Pengamat pasar uang Ibrahim Assuaibi memproyeksikan harga emas untuk perdagangan besok, Senin (30/6/2025) akan bergerak fluktuatif namun melemah di rentang US$3.232,64 - US$3.305,64 per troy ounce. Terdapat sejumlah faktor yang mendorong pelemahan harga emas.
"Gencatan senjata antara Israel dan Iran yang ditengahi oleh Presiden AS Donald Trump meredakan risiko geopolitik di Timur Tengah," kata Ibrahim dalam keterangan tertulisnya pada Minggu (29/6/2025).
Faktor lainnya adalah Senat AS yang dikuasai Partai Republik telah meloloskan rancangan undang-undang pemotongan pajak dan belanja negara AS. Kondisi tersebut meningkatkan kemungkinan bahwa para legislator akan dapat meloloskan undang-undang tersebut dalam beberapa hari mendatang.
Selain itu, inflasi tahunan di AS yang diukur dengan perubahan Indeks Harga Belanja Konsumsi Pribadi (Personal Consumption Expenditure/PCE) naik menjadi 2,3% per Mei dari 2,2% per April. Pembacaan ini sesuai dengan ekspektasi pasar.
Baca Juga
Faktor lainnya Ketua The Fed Jerome Powell muncul di hadapan Kongres AS pekan ini, di mana ia menyatakan kehati-hatiannya agar tidak memangkas suku bunga terlalu cepat dan memperingatkan bahwa inflasi yang disebabkan oleh tarif mungkin terbukti lebih lama dari yang diperkirakan sebelumnya.
Pasar pun saat ini memprakirakan peluang 18% pemotongan suku bunga The Fed per Juli 2025. Sementara pasar memprakirakan probabilitas 70% pemotongan suku bunga The Fed per September 2025 mengacu FedWatch dari CME Group.
Analis Dupoin Futures Indonesia, Andy Nugraha mengatakan secara teknikal, tekanan bearish masih cukup kuat membayangi pergerakan harga emas. Terdapat sejumlah faktor yang menjadi penekan.
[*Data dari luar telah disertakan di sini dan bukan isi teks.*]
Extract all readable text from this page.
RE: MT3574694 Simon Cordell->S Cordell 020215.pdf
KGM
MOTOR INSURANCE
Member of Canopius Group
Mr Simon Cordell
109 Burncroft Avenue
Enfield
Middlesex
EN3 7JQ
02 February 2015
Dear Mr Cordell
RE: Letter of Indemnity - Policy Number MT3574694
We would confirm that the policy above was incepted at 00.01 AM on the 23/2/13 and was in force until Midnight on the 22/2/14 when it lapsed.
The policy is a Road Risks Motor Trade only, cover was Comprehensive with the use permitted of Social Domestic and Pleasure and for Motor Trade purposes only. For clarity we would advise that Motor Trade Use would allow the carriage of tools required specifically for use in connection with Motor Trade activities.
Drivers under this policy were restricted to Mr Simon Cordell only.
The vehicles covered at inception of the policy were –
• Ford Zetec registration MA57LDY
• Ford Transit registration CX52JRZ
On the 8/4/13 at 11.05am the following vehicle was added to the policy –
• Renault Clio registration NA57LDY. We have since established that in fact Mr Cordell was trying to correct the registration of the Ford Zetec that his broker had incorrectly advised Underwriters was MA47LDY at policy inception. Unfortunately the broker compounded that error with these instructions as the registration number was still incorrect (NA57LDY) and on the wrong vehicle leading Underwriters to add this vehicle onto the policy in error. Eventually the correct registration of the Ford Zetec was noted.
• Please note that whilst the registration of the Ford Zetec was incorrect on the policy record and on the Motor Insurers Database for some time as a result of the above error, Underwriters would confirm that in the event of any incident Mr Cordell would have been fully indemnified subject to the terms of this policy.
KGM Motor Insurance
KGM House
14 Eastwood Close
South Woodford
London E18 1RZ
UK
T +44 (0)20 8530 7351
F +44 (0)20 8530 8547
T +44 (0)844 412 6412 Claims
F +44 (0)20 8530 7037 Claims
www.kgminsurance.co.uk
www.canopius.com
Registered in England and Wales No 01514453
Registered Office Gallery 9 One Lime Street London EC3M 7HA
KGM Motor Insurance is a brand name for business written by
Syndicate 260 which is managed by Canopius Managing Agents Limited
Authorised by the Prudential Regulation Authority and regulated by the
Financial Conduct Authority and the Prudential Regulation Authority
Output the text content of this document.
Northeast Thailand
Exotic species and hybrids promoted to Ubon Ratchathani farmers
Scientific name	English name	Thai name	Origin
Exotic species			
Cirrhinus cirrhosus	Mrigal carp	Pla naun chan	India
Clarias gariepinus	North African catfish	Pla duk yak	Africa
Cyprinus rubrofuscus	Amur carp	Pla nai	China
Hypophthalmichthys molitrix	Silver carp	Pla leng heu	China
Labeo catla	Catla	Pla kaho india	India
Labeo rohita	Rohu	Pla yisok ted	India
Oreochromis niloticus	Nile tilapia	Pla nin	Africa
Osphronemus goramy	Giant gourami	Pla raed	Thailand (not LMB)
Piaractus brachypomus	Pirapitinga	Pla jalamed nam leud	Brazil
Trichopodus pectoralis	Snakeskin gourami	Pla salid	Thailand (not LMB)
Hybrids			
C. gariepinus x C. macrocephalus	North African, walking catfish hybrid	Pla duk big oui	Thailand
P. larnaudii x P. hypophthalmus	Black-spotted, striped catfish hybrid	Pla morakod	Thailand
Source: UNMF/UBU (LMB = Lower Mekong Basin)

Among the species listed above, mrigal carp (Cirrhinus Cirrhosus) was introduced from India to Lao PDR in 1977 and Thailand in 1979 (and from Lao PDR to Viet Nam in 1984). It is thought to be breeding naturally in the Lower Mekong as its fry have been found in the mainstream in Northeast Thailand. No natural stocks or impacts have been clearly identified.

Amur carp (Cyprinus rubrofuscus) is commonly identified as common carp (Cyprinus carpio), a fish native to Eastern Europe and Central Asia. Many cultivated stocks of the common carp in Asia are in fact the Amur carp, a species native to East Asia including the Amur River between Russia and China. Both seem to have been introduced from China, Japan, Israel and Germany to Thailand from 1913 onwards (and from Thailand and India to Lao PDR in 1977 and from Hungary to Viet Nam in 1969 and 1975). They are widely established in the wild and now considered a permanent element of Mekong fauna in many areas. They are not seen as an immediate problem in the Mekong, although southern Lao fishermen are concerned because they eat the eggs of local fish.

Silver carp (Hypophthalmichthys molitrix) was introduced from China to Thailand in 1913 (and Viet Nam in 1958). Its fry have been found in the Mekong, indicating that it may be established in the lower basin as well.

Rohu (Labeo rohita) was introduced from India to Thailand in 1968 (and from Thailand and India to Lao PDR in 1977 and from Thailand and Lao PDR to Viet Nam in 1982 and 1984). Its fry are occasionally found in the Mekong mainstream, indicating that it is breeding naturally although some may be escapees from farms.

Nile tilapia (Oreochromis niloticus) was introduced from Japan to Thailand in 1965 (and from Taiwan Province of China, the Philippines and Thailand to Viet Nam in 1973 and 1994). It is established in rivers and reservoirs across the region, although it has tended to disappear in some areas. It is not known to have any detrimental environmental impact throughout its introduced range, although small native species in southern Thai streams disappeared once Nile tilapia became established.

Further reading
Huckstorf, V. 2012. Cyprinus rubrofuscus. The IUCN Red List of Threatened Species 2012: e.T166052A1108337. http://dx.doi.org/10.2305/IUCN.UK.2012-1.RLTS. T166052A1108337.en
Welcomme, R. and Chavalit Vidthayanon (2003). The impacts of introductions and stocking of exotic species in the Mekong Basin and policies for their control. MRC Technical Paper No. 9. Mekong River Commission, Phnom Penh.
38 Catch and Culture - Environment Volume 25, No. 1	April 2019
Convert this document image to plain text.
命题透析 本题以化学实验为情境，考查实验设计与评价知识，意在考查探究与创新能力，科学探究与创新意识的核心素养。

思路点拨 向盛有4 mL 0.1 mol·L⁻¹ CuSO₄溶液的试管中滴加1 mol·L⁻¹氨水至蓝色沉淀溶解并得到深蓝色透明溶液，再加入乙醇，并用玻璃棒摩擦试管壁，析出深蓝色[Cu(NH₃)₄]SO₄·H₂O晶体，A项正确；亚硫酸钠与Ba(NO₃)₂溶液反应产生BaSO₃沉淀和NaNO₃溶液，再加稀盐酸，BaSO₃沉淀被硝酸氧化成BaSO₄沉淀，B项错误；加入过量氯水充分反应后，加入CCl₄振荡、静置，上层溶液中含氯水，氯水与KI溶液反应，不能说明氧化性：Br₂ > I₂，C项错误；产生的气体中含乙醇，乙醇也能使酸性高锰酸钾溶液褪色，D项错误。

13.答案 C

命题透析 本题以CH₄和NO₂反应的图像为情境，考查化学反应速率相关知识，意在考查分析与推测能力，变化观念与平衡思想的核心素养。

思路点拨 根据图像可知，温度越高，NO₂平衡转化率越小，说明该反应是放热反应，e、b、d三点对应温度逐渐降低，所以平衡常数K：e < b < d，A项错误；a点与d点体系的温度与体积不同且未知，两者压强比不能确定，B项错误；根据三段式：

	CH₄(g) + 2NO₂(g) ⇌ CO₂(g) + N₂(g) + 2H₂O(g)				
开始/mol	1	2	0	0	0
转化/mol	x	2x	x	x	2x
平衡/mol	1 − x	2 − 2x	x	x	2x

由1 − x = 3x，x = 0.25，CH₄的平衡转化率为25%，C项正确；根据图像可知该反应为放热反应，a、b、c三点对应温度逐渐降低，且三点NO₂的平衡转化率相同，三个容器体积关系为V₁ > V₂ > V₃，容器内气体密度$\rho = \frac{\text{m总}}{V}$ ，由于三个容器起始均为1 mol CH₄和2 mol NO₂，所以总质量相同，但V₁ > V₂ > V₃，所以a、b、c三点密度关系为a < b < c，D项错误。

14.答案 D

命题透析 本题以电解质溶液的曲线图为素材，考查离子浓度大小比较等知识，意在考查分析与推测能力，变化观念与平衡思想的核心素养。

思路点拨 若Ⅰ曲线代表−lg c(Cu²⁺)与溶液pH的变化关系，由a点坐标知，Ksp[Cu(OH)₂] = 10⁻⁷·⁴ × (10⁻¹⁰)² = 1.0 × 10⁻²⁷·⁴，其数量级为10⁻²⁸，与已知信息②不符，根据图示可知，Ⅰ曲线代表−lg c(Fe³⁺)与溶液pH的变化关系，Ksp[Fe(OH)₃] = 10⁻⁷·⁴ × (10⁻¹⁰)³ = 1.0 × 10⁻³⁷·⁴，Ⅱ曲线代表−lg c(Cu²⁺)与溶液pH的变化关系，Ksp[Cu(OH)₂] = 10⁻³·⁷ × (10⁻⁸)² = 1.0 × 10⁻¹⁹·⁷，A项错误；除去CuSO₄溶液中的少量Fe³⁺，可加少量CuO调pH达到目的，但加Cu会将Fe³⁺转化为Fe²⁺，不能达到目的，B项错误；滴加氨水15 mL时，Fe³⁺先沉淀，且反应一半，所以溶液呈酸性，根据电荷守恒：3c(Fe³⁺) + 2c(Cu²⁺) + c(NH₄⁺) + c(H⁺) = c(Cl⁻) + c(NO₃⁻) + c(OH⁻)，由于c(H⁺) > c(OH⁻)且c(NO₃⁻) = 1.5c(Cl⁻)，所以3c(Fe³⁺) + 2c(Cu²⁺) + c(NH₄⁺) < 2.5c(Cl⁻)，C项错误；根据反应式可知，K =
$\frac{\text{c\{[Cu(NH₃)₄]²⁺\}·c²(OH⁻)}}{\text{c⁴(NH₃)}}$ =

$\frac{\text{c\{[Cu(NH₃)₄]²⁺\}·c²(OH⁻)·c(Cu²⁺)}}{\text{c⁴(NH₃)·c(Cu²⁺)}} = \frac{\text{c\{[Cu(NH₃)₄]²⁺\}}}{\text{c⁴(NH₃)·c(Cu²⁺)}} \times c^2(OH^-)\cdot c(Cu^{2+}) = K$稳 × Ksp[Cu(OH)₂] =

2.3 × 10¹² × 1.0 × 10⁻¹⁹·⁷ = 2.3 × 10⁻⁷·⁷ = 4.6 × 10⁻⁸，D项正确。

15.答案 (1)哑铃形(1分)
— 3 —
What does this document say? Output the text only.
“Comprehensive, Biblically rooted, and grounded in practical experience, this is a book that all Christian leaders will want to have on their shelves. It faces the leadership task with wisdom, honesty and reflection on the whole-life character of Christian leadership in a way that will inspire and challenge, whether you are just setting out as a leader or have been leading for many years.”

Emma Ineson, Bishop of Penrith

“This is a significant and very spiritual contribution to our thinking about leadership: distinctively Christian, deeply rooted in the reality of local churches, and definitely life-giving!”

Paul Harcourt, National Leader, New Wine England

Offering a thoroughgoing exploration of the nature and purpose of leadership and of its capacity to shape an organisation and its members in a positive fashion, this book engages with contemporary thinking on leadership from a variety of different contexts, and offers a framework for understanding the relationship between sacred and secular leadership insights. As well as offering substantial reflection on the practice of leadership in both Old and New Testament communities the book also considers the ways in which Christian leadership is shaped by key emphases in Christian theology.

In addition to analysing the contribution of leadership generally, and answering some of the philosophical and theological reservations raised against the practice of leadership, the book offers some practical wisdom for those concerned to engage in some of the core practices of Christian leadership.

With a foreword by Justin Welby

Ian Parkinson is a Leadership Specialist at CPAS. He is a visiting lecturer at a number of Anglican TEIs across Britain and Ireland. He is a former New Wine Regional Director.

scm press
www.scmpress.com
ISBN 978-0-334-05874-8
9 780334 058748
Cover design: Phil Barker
Pernyataan hawkish The Fed dari Jerome Powell menjadi salah satu sentimen utama yang membatasi penguatan harga emas. Sinyal hawkish membuat pasar tetap diliputi ketidakpastian, yang berdampak pada gerak harga emas.
Sementara itu, data ekonomi terbaru dari AS juga turut menjadi sorotan. Penjualan rumah baru AS tercatat turun tajam sebesar 13,7% pada Mei, jauh di bawah ekspektasi pasar yang memperkirakan penurunan hanya sekitar 4%. Tingginya suku bunga hipotek yang mendekati 7% menjadi salah satu faktor utama yang menekan sektor perumahan.
Selain itu, pasar juga tengah menantikan rilis data penting seperti pesanan barang tahan lama, produk domestik bruto (PDB), dan klaim tunjangan pengangguran untuk mendapatkan gambaran lebih jelas mengenai kondisi perekonomian AS.
“Pasar saat ini sangat sensitif terhadap pernyataan The Fed dan rilis data ekonomi AS. Selama ketidakpastian ini berlangsung, emas masih berpotensi bergerak volatil dalam range terbatas,” ujar Andy dalam risetnya.